Certificate Program
One aspect of this initiative is the development of a Certificate in Comics Studies. Certificates at SDSU range from 12 to 18 units, or 4 to 6 courses (see list of certificates in the College of Arts and Letters).
The proposed Certificate in Comics Studies will consist of 15 units (5 courses) drawn from nearly 15 comics-focused offerings. HIST/ENG 157 (Comics and History), a general education course fulfilling students’ C1-Arts GE requirement will be the one required course for all students pursuing this certificate.
Students will then choose any four courses from our substantial offerings across the
curriculum. Some of these courses are upper-division courses that require no prerequisites
(for students who want a deep dive into how a discipline explores comics) and others
fulfill GE requirements (e.g. lower-division/foundations and upper-division/explorations
Humanities) for students who want to plot a GE pathway through comics courses.
Courses
The ten courses developed under this initiative will augment the slate of comics-focused courses that are already on the books.

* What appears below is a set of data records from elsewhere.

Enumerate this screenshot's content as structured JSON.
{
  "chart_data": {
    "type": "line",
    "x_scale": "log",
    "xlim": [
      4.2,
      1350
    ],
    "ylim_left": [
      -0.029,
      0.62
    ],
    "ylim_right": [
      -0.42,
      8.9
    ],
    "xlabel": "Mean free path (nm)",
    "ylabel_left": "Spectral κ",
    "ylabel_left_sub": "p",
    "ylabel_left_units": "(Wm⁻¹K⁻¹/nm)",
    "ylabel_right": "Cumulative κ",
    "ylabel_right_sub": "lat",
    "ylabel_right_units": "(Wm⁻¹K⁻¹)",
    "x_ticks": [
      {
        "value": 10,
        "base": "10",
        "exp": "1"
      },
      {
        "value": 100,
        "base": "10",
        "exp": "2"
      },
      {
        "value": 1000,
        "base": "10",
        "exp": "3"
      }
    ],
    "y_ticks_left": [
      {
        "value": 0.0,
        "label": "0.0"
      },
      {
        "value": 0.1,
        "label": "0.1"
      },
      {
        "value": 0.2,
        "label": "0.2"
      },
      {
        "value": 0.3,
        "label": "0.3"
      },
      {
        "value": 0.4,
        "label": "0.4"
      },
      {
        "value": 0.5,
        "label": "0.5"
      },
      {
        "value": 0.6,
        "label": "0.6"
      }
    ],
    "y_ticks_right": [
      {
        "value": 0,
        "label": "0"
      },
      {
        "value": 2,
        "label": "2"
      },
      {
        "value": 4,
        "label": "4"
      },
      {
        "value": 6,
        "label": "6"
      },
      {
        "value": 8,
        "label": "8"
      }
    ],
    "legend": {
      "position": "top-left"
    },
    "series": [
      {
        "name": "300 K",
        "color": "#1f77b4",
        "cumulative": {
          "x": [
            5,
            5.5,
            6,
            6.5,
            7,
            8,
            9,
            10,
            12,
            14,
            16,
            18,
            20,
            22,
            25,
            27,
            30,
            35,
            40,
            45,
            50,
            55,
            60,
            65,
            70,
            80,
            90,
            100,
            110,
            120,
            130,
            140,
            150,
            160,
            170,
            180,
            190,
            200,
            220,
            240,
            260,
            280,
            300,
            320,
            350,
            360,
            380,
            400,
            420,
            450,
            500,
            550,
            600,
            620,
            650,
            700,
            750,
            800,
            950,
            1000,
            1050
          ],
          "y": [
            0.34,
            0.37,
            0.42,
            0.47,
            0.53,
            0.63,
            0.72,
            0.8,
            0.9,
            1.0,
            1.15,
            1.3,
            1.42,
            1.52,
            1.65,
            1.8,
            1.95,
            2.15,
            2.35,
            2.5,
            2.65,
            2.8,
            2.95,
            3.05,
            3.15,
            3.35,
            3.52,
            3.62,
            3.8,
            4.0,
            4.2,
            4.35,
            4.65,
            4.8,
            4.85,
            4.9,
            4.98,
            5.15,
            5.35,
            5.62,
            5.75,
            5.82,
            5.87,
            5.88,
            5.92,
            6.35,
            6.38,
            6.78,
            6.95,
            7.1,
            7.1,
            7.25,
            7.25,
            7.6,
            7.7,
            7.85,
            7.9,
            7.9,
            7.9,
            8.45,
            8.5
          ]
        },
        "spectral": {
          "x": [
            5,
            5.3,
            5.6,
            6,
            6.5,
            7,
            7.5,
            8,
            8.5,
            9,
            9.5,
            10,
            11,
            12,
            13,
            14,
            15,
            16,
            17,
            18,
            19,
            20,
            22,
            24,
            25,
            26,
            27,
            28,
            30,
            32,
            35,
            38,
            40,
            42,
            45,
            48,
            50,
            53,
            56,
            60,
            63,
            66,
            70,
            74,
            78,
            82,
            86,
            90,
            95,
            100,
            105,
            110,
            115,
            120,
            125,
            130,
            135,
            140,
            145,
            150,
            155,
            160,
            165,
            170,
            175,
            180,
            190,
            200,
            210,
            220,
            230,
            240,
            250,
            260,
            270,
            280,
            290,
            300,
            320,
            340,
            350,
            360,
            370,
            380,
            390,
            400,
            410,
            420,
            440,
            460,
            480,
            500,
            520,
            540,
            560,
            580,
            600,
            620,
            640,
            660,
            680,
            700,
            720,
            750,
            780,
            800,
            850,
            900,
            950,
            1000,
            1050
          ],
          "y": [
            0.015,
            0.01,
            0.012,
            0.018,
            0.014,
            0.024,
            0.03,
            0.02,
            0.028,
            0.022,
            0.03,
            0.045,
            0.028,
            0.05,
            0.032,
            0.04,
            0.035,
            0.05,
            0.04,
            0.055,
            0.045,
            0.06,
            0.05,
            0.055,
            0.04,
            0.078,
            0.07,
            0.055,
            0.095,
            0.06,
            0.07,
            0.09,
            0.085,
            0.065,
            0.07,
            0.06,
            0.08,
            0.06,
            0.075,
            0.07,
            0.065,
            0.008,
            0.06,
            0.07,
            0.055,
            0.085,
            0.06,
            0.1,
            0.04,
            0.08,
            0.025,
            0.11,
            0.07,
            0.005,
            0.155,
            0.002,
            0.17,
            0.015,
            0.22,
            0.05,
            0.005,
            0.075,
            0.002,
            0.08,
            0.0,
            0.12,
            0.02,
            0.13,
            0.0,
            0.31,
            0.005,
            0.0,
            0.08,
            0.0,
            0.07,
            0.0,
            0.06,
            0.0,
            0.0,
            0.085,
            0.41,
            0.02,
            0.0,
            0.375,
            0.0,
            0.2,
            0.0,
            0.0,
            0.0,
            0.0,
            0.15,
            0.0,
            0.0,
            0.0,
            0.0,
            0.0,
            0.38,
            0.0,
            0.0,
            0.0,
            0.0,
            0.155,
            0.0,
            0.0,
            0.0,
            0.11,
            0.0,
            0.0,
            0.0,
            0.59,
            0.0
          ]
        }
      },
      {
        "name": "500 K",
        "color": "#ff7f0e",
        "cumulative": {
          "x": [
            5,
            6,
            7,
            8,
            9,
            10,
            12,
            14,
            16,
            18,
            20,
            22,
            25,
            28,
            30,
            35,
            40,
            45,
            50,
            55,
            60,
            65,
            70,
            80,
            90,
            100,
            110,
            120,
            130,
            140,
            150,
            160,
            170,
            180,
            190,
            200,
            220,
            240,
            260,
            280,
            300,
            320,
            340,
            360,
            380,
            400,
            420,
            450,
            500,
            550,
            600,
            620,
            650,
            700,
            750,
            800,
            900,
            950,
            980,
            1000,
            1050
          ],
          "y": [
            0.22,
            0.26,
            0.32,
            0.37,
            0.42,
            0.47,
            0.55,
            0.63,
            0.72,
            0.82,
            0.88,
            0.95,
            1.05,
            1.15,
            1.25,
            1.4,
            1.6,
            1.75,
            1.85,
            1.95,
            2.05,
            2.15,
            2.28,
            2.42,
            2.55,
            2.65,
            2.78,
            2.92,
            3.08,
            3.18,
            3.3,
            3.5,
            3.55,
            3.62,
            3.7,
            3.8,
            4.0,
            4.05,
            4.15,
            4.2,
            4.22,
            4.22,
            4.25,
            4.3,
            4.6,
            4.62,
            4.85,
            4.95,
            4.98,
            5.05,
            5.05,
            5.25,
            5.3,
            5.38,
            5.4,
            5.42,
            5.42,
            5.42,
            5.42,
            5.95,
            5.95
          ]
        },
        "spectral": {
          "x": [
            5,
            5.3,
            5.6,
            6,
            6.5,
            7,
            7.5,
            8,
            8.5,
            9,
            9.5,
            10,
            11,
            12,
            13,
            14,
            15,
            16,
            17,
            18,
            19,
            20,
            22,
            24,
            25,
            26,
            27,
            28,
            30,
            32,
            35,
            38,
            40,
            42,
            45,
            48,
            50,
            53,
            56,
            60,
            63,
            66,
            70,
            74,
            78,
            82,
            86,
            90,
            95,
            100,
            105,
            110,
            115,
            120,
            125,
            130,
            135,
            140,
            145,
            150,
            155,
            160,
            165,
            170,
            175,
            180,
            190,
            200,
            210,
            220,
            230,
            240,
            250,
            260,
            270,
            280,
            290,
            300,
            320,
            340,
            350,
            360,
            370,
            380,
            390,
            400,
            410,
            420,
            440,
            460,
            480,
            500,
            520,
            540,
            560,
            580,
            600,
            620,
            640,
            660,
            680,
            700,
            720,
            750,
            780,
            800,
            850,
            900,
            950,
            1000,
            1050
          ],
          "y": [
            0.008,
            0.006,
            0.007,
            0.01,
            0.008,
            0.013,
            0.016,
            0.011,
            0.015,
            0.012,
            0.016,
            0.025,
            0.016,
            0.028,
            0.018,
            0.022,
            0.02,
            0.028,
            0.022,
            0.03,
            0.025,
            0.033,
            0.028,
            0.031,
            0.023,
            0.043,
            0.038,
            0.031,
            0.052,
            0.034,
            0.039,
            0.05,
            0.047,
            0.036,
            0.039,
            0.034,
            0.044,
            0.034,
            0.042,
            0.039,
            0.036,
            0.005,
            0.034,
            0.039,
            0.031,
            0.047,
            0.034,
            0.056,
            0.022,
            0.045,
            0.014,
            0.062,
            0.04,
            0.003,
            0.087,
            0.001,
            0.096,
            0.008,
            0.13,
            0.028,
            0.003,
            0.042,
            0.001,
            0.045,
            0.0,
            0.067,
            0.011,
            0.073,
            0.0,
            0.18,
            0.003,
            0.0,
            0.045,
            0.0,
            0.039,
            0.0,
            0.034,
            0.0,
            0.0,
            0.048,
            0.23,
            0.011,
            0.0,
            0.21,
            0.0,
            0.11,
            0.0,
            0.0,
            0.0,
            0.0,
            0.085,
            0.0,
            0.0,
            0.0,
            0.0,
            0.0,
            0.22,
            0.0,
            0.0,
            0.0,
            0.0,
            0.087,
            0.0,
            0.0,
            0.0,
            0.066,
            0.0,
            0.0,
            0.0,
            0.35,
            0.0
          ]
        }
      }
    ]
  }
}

Already-existing comics courses include:
- ART 215 - Visual Odyssey through Comics and Sequential Media (Kendricks);
- HIST/ENG 157 - Comics and History (Pollard, Tarpley, Stout, Nericcio, Thomas, and Howard);
- AMIND 235 – Indians in Comic Books and Graphic Arts (Hassing); and
- HIST 457 - Graphic History (Tarpley).
Courses added to the curriculum in AY 22/23 include:
- AFRAS 475 - Super Black: The Politics of Representation in Comics (Brown);
- ECL 568 - Chicanx Comix: Community, Storytelling, and Social Justice (Nericcio);
- HIST 538 - Comics in Cold War America (Daddis);
- LGBT 550 - Queering Comics (Whatcott); and
- RWS 413 - The Rhetoric of Comics (Jenkins).
And courses in development in AY 23/24 include:
- Religion in/of Comics (Brad Kirkegaard, Study of Religion);
- Manga and Japanese History (Raechel Dumas, History);
- Comics and Race (Michael Dominguez, Chicana and Chicano Studies);
- Avenging the Universe: An Introduction to Environmental Humanities & Comics (Kishauna Soljour, Humanities); and
- Comics for K-12 Teachers (Katie Sciurba, Literacy Education).
Program Learning Outcomes
We’ve begun the process of crystallizing our formal program learning outcomes. One step was a brainstorming session by members of our comics working group in which faculty contributed to two jamboards: one that envisioned a range of potential program learning outcomes and another that graphed those outcomes as beginning, intermediate, and advanced.
What’s Next?
In Fall 2023, we’ll submit the proposed Certificate in Comics Studies to SDSU’s curriculum approval process.